The reputation of Bitcoin and cryptocurrencies have improved significantly in the past decade—nearly overcoming its original reputation as a tool for illegal drug dealing.
- In the past decade, Bitcoin has grown from a disreputable money-laundering tool into a highly promoted investing asset among business leaders.
- The value of Bitcoin began to spike in 2017 and has increased from valuations below $1,000 to a peak of $65,000 in November 2021, drawing positive attention from investors, before dropping down to around $16,000 in 2022.
- As we previously reported, Bitcoin has continued to outperform the market in spite of the pressures of inflation and ongoing banking crises. Bitcoin’s value has grown 41% year-to-date. It is now priced at $28,000 per coin.
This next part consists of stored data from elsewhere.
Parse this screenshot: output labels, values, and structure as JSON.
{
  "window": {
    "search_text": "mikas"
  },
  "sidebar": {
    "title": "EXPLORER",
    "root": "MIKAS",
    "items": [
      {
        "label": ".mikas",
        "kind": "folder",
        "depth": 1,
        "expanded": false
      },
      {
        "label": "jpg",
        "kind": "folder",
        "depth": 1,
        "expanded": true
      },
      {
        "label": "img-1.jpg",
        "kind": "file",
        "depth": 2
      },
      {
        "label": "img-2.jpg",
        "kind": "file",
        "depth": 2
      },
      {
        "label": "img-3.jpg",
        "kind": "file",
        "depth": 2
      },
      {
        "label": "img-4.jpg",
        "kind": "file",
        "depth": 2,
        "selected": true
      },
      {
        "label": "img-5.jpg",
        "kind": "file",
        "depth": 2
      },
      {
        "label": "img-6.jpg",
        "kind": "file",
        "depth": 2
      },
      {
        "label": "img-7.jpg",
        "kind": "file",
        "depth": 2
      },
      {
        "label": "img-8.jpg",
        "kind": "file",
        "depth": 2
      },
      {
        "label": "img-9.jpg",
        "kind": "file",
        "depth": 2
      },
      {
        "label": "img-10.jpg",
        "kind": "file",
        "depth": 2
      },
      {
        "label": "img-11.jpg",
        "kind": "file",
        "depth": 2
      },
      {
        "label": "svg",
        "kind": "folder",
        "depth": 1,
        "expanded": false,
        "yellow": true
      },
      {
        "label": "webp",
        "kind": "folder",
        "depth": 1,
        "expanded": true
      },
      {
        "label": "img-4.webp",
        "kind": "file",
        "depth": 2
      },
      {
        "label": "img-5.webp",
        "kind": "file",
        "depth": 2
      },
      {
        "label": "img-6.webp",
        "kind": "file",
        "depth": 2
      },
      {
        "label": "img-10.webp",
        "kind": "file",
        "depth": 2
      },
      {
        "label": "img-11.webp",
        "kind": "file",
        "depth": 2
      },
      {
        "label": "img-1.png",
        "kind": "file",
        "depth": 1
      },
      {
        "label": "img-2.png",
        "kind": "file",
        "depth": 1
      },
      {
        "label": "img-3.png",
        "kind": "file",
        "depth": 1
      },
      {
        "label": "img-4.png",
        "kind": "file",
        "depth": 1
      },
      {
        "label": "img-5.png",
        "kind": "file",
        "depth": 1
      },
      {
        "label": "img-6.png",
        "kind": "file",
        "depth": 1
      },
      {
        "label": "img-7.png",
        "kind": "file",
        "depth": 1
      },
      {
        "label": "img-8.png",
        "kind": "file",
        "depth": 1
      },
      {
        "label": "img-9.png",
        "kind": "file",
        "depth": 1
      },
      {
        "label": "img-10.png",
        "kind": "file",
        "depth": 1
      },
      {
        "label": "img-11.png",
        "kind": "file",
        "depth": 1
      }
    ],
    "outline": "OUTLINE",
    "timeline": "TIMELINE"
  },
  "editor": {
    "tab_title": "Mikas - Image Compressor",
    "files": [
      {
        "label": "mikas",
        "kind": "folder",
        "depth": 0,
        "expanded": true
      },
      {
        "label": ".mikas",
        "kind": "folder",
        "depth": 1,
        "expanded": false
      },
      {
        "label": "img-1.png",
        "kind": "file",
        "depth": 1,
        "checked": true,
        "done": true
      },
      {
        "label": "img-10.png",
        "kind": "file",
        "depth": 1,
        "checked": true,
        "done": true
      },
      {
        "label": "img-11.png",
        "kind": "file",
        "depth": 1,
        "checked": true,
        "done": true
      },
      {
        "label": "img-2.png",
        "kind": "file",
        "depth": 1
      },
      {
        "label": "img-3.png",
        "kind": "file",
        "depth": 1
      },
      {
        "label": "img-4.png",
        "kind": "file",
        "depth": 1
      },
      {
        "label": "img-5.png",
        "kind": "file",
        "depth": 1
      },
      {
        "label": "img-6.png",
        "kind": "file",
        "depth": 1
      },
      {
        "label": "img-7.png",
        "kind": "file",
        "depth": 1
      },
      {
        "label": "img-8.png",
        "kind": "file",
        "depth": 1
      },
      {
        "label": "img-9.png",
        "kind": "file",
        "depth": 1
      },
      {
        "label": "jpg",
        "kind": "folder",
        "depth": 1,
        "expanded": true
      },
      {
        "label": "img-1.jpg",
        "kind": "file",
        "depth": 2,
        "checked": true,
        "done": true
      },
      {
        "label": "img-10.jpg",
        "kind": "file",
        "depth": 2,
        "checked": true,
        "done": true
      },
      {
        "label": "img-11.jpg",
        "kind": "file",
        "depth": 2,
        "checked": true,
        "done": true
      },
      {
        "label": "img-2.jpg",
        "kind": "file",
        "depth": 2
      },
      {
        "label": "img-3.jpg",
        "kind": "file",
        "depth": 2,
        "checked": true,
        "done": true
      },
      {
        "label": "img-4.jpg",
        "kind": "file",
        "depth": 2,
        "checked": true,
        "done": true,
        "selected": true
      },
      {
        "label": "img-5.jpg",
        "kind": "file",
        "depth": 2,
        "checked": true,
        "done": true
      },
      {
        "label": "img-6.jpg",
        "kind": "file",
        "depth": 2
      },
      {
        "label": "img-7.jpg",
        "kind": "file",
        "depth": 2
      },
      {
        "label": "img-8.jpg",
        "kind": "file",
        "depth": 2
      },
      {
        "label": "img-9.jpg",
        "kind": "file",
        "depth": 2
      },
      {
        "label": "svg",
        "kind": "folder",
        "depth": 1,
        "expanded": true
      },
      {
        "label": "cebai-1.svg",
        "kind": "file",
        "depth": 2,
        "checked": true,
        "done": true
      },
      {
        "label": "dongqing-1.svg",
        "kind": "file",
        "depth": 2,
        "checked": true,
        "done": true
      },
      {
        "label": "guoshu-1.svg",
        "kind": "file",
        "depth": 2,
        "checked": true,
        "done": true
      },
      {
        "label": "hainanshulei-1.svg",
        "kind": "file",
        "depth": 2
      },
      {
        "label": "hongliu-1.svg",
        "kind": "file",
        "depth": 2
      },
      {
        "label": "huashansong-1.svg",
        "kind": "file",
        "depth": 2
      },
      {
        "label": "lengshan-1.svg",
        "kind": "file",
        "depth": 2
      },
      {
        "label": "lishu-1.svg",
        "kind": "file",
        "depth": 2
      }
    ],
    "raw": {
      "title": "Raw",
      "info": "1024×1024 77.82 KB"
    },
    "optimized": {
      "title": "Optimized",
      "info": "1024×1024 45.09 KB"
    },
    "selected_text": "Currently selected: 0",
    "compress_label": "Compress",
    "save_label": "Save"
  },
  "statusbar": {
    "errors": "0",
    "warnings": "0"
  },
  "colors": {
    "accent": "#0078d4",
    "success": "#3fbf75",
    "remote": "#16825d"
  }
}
- The asset continues to face an uphill battle with critics, with politicians like Senator Elizabeth Warren (D-MA) tweeting on March 29 that she is “building an anti-crypto army.”
Why It’s Important
Cryptocurrency is becoming a more pressing issue. Prior to last year’s midterm elections, one poll found that 84% of voters were weighing crypto policies in their voting decision, despite only 21% of Americans having invested. As many as 53% of Americans say crypto could be the “future of finance.”
That is a remarkable turnaround. On October 1, 2013, Ross Ulbricht was arrested and charged with drug trafficking and money laundering, eventually being sentenced to life in prison for his part in creating the illegal drug trafficking website Silk Road, which only accepted payment in Bitcoin.
The arrest marked the first time many in the public first heard of Bitcoin, associating it with illegal online activity. Many of the early adopters of Bitcoin were using the currency for illegal online gambling or drug dealing, taking advantage of the relative anonymity that Bitcoin allows to facilitate illegal transactions.
Backing Up A Bit
This was true for Mark Goodwin, the current director of editorial for Bitcoin Magazine, who first discovered Bitcoin in the aftermath of the collapse of Silk Road and was mentored into the marketplace by Blake Benthall, the creator of Silk Road 2.0 who happened to be a friendly regular at a bar in San Francisco. Goodwin did not discover this fact until he saw his friend’s face on the news.
“I was not familiar with the monetary policy aspects of Bitcoin initially, I considered it a medium of exchange for a long time. I was explained that it was a way to transfer dollars anonymously, and I had no idea of the bigger implications of immutable monetary policy. Benthall explained to me how it worked as a medium of exchange. Obviously, he didn’t mention Silk Road. Back then, I thought it was an anonymous payment network, but now I have a totally different perspective. It is a hedge against inflationary fiat currencies,” says Goodwin.
Goodwin has seen the arc of Bitcoin’s public reception play out since the aftermath of the Silk Road collapse, first hearing about the token in 2014 and investing in it in 2017. His understanding of the currency has mirrored that of the general market, slowly realizing the potential Bitcoin has as a decentralized currency and an investment tool.
The first major waves of Bitcoin interest began concurrently in 2013 with the events of Silk Road ongoing. Bitcoin was still a new concept, having only been created in 2009, and only a few investors took it seriously. An early price spike brought significant attention to the currency that year and started to draw early waves of evangelists. A subsequent valuation spike in 2017 broke Bitcoin into mainstream attention, leading many investors to begin considering crypto as a commodity and more than just a tool for fraud and black market sales.
“It was hard to find people to talk about Bitcoin in 2017. I was always the crazy Bitcoin guy with my friends, and now my inbox is full of people wanting to talk about Bitcoin. The Bitcoin world is changing, and I love to see it. The culture has changed so much in the past few years. The Bitcoin culture was very strange back then, but it radically changed,” says Goodwin.
“Now we’re in a whole different phase of Bitcoin—economic growth and monetary policy. Governments are buying thousands of Bitcoin. It’s no longer just something tied to drug use. The compounding annual growth rate is higher than any other currency or asset. Now we see these titans coming out gloating about their Bitcoin investments.”
While titans of the business world like Cathie Wood have proclaimed themselves bullish on Bitcoin, crypto still faces a significant uphill battle for mainstream approval. Key figures within the Democratic Party and Republican Party have taken a hostile stance against crypto, noting that it is rampant with fraud, wastes electricity, and creates volatile collapses like the destruction of FTX.
“Bitcoin is fighting against a lot. The extended crypto space is filled with scams, and any space with huge potential gains will be filled with charlatans,” Goodwin notes. “There is a reality to some of the criticism the crypto space gets, and some of it is well deserved.”
“However, the biggest arguments against Bitcoin are political. I’m a pretty progressive person, but I think the left-wing perception of Bitcoin as a tool that boils the oceans, wastes energy, and feeds right-wing billionaires is misguided. Bitcoin is apolitical and does not care who you are. I’m not sure many politicians are honest with themselves or their constituents about why they are fighting against it. There are ulterior political motives, and unfortunately, these lines of attacks work well.”